The indictment against Trump draws on the law’s broad provisions, framing it as a “conspiracy against the right to vote and to have one’s vote counted.” The document accuses Trump and co-conspirators of organising fraudulent slates of electors in seven states, all of which he lost, to submit their votes to be counted and certified as official.

Conspiracy to obstruct an official proceeding / Obstruction of and attempt to obstruct an official proceeding

The two final charges against Trump are interlinked, and may be familiar to those who have closely followed the fallout from the US Capitol attack. Hundreds of rioters who took part in that assault on the seat of American democracy have been charged under the statute under section 1512 of title 18 of the US code.

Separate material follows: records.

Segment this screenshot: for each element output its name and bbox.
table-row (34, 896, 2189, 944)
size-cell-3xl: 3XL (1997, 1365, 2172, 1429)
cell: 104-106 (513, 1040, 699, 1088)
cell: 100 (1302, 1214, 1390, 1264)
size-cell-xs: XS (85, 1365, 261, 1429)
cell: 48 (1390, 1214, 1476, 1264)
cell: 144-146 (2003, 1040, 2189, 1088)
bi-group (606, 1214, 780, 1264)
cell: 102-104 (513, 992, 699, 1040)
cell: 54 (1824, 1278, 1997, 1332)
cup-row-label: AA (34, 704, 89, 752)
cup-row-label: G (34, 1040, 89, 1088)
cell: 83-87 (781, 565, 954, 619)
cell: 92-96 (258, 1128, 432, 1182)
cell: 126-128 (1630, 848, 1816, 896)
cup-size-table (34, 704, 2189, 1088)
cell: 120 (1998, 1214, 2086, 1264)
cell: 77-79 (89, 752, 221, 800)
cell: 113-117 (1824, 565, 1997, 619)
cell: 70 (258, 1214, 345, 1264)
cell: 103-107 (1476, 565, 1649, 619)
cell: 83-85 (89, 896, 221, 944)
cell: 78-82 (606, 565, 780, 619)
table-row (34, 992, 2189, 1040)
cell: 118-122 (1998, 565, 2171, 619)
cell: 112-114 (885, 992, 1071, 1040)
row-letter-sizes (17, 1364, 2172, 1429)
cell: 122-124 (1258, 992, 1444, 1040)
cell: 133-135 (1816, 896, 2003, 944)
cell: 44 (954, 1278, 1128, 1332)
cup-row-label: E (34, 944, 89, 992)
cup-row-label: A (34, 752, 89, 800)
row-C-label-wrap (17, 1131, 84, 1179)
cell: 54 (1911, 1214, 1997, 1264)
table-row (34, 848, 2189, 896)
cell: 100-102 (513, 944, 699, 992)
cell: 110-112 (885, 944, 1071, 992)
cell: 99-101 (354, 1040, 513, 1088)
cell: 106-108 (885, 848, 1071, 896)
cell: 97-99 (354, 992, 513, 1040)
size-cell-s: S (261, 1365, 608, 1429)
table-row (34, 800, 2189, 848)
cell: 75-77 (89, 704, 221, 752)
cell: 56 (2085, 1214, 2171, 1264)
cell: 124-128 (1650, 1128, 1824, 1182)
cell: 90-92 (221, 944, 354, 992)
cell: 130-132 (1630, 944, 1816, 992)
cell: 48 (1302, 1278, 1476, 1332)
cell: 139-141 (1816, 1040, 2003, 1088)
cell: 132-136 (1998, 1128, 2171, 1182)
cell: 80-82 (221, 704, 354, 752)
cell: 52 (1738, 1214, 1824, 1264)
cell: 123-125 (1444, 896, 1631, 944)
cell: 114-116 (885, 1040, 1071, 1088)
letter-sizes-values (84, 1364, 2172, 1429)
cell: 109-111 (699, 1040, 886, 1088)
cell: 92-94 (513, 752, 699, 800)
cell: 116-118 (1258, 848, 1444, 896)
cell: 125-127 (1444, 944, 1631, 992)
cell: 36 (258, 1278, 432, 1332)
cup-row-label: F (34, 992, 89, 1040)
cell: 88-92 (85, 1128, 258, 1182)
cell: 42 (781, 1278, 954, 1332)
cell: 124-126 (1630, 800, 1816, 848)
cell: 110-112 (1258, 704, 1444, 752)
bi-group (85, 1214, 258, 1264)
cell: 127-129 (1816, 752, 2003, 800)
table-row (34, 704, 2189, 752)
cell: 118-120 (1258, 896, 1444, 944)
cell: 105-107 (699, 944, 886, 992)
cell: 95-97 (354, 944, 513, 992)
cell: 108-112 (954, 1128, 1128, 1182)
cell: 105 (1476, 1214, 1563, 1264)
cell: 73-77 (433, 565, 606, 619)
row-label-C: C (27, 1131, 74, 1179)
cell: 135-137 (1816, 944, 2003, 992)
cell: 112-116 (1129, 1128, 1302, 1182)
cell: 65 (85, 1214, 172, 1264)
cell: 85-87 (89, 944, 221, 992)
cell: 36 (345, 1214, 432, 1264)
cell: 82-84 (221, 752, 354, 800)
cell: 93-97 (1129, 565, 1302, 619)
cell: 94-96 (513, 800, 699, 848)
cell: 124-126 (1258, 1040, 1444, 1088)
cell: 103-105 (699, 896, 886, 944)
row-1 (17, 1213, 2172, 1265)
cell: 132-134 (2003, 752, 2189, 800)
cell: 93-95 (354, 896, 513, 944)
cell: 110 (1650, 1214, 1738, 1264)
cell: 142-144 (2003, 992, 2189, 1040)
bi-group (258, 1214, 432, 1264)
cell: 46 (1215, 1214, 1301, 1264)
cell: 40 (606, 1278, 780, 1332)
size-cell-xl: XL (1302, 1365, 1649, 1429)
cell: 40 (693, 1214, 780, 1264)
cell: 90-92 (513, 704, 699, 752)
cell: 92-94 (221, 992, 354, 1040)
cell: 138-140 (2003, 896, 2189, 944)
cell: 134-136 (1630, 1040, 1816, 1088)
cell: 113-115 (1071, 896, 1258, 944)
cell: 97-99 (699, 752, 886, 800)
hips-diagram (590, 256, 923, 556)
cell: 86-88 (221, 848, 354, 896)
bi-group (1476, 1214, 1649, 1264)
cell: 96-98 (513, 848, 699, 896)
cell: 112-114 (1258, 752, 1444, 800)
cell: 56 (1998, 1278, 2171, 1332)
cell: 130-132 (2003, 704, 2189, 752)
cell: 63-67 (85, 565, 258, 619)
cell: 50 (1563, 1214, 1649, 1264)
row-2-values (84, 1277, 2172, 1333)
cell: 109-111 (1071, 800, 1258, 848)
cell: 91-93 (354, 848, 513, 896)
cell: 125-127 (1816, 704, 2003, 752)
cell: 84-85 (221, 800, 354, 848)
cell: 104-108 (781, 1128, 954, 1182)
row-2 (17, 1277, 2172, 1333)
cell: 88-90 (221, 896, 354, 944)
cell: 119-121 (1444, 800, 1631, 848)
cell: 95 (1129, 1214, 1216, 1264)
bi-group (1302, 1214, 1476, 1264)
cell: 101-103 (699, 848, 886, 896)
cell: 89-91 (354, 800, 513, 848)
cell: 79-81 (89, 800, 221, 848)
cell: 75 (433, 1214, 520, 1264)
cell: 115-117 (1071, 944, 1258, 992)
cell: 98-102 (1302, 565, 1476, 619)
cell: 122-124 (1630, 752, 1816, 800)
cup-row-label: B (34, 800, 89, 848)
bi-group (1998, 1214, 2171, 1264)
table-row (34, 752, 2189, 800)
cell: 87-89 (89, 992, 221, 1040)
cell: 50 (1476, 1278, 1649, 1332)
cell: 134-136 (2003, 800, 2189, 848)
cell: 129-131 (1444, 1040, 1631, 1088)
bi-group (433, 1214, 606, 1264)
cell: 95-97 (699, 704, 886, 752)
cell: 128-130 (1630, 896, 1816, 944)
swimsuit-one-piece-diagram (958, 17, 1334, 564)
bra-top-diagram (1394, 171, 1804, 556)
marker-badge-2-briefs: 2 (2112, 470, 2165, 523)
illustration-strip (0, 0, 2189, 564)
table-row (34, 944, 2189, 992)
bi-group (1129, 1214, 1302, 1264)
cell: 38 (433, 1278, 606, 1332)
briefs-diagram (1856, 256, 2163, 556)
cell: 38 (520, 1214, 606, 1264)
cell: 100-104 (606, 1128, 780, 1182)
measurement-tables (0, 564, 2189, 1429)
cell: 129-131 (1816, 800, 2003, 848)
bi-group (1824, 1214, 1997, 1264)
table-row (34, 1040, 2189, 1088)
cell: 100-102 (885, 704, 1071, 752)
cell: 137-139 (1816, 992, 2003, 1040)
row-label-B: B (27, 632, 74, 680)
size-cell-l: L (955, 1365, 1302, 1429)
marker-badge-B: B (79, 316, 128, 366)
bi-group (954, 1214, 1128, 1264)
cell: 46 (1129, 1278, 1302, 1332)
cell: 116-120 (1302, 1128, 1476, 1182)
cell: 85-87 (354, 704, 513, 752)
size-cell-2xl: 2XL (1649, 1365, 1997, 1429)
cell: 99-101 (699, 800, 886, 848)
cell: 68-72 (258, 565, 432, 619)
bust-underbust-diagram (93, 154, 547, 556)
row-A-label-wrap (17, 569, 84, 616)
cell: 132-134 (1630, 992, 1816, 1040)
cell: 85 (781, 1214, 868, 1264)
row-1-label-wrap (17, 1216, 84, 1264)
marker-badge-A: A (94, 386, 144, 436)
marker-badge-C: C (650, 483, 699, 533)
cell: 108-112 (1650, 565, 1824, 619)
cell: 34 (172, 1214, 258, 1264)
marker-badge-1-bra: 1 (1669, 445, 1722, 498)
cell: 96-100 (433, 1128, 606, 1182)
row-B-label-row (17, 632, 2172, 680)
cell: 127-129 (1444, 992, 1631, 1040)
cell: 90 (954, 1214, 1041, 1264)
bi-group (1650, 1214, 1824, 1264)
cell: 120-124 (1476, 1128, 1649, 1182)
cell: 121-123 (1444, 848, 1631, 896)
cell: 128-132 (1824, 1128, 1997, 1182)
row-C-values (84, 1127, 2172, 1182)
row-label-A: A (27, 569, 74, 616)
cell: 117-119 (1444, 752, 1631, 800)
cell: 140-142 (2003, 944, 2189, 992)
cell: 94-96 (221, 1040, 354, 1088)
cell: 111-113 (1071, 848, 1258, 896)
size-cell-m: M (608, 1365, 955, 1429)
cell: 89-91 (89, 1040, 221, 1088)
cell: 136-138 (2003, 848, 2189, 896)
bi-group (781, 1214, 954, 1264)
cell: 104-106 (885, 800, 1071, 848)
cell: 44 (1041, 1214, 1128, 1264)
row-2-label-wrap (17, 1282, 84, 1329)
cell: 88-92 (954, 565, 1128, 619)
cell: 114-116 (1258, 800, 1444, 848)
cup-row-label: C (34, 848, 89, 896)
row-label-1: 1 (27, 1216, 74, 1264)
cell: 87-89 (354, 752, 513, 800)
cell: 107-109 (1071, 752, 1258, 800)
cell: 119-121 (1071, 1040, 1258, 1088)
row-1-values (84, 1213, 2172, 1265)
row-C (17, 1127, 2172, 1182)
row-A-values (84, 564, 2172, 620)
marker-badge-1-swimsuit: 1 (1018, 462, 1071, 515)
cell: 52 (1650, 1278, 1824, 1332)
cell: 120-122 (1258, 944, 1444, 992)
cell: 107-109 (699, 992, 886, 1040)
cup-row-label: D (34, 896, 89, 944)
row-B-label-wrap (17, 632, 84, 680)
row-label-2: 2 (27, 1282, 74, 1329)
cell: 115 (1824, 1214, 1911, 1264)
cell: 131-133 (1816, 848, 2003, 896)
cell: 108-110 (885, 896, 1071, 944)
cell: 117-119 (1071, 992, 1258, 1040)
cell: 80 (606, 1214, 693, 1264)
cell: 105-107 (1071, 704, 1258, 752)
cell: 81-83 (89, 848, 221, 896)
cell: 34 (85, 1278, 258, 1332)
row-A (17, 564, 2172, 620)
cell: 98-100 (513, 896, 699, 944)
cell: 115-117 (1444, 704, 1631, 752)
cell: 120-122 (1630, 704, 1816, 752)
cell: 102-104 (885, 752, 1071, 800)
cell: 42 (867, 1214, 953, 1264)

Any conviction under the statute is punishable by up to 20 years in prison. The law dates back to 2002, and was drafted by the US Congress in the aftermath of the Enron scandal so as to address the conduct of its external auditor, Arthur Andersen. While the majority of the legislation is concerned with evidence tampering, it also covers any efforts to “otherwise” corruptly obstruct an “official proceeding.”

The US Justice Department clearly believes the statute should apply in Trump’s case, with the proceeding in question the congressional confirmation hearing which was violently disrupted on 6 January 2021. Significantly, in April this year, a US federal appeal court upheld the viability of applying the charge in relation to the Capitol attack, but Trump’s defence team may fight the decision to include it in the indictment against their client, given he did not personally participate in the riots.